El Rosario hecho camino

El cortejo avanzó despacio, como si cada paso quisiera acariciar las piedras centenarias de las calles de Córdoba. Capitulares, Claudio Marcelo, María Cristina, Conde de Cárdenas, la Plaza de la Compañía, Santa Victoria, Ángel de Saavedra, Barroso y la Plaza de San Juan se convirtieron en un rosario urbano, cuentas de fe unidas por la oración constante. El murmullo del rezo se mezclaba con el eco de las guitarras que regalaban sevillanas al compás del alma, creando una sinfonía que solo entiende quien ha sentido la llamada del Rocío.

Una ciudad rendida a la Virgen

La devoción latía en cada esquina, en cada mirada, en cada suspiro. No era una procesión cualquiera: era la certeza de que la Virgen del Rocío caminaba con su pueblo, vestida de plegaria y esperanza. Córdoba, ciudad de San Rafael, se rindió entera a la Reina de las Marismas.

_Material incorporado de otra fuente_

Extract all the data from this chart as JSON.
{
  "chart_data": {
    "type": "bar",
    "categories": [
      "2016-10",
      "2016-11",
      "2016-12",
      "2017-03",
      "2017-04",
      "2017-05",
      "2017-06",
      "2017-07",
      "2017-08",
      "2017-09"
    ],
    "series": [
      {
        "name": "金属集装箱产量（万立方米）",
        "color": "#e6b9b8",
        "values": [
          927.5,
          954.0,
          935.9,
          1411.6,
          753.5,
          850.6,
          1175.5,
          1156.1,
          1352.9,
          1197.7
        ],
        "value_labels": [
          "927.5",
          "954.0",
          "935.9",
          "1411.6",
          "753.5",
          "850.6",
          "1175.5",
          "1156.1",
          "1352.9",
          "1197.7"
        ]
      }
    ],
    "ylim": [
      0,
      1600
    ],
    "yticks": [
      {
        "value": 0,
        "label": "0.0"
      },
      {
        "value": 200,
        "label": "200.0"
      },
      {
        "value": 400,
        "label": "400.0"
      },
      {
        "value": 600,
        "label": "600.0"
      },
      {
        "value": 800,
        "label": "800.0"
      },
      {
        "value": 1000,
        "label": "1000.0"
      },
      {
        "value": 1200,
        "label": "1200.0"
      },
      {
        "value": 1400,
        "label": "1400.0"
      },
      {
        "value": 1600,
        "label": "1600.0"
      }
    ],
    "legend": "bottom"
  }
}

La Sabatina como canto final

Al llegar a la Capilla del Colegio de las Esclavas, el reloj marcó las 20:00 horas. Allí, entre cirios encendidos y voces recogidas, la hermandad celebró la Solemnísima Sabatina, donde la oración alcanzó su culmen y la emoción se hizo silencio sagrado. Era el final de un recorrido, pero también el comienzo de una espera: la de Pentecostés, cuando las arenas del Rocío volverán a recibir a Córdoba y a su Simpecado.

La tarde quedó grabada como una estampa imborrable: un faro de fe iluminando el centro de la ciudad, un río de devoción que corrió sereno, y una multitud que, al paso del Simpecado, se sintió más cerca de la Virgen del Rocío.